Hastings Cody James, Himmler Grace Elizabeth, Patel Arpeet, Marques Cláudia Nogueira Hora
Department of Biological Sciences, Binghamton University, Binghamton, NY, 13902.
Binghamton Biofilm Research Center, Binghamton University, Binghamton, NY, 13902.
bioRxiv. 2023 Jan 8:2023.01.07.523056. doi: 10.1101/2023.01.07.523056.
Bacterial persister cells - a metabolically dormant subpopulation tolerant to antimicrobials - contribute to chronic infections and are thought to evade host immunity. In this work, we studied the ability of persister cells to withstand host innate immunity. We found that persister cells resist MAC-mediated killing by the complement system despite being bound by complement protein C3b at levels similar to regular vegetative cells, in part due to reduced bound C5b - and are engulfed at a lower rate (10-100 fold), even following opsonization. Once engulfed, persister cells resist killing and, contrary to regular vegetative cells which induce a M1 favored (CD80+/CD86+/CD206-, high levels of CXCL-8, IL-6, and TNF-α) macrophage polarization, they initially induce a M2 favored macrophage polarization (CD80+/CD86+/CD206+, high levels of IL-10, and intermediate levels of CXCL-8, IL-6, and TNF-α), which is skewed towards M1 favored polarization (high levels of CXCL-8 and IL-6, lower levels of IL-10) by 24 hours of infection, once persister cells awaken. Overall, our findings further establish the ability of persister cells to evade the innate host response and to contribute chronic infections.

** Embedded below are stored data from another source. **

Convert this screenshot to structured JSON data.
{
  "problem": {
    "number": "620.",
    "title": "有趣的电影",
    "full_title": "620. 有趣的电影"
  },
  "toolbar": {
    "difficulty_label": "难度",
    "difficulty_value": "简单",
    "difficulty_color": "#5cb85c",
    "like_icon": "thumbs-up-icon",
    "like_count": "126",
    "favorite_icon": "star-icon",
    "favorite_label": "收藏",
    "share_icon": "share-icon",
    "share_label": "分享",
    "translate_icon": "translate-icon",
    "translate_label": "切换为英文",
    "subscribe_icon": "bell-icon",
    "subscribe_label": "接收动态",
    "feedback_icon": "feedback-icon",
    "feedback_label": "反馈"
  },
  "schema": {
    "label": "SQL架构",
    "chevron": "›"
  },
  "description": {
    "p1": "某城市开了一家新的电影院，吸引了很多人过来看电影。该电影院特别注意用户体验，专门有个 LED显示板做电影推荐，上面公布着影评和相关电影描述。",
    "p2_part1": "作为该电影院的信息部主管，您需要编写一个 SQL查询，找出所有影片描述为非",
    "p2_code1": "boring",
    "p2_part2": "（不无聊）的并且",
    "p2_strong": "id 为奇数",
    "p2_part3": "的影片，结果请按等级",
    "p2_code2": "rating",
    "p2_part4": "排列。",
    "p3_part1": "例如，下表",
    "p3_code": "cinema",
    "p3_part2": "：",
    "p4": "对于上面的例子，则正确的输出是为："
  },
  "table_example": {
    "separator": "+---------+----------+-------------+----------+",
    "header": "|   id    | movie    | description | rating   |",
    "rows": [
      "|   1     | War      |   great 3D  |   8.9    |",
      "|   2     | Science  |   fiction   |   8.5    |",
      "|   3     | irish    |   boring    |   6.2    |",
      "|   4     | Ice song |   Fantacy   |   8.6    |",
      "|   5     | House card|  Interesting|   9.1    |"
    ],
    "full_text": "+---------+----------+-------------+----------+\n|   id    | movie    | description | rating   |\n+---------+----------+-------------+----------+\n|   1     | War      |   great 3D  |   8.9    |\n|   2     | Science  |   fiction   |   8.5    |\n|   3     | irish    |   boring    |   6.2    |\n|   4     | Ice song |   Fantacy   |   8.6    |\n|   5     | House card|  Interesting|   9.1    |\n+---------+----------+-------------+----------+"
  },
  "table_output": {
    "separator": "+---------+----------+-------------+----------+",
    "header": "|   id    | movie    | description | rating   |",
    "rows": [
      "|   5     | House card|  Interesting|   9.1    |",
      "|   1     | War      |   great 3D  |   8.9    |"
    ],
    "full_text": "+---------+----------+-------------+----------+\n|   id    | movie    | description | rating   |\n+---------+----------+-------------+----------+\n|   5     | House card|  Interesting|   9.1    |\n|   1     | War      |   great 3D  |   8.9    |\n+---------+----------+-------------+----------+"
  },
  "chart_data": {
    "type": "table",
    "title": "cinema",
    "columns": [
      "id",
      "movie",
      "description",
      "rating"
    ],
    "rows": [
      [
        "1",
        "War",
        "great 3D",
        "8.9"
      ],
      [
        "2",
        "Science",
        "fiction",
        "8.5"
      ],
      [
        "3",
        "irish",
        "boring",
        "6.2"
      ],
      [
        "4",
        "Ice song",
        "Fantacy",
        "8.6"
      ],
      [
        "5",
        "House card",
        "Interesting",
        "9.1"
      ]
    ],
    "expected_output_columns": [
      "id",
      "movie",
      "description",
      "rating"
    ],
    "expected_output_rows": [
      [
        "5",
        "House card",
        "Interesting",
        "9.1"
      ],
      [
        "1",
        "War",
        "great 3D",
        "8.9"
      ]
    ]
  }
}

细菌持留细胞——一种对抗菌药物具有代谢耐受性的亚群——会导致慢性感染,并且被认为能够逃避宿主免疫。在这项研究中,我们研究了持留细胞抵抗宿主固有免疫的能力。我们发现,尽管持留细胞与补体蛋白C3b的结合水平与正常营养细胞相似,但它们能够抵抗补体系统介导的膜攻击复合物(MAC)杀伤,部分原因是结合的C5b减少,并且即使在调理作用后,其被吞噬的速率也较低(低10到100倍)。一旦被吞噬,持留细胞能够抵抗杀伤,与诱导M1型(CD80+/CD86+/CD206-,高水平的CXCL-8、IL-6和TNF-α)巨噬细胞极化的正常营养细胞相反,它们最初诱导M2型巨噬细胞极化(CD80+/CD86+/CD206+,高水平的IL-10,以及中等水平的CXCL-8、IL-6和TNF-α),但在感染24小时后,一旦持留细胞复苏,这种极化就会偏向M1型极化(高水平的CXCL-8和IL-6,低水平的IL-10)。总体而言,我们的研究结果进一步证实了持留细胞逃避宿主固有免疫反应并导致慢性感染的能力。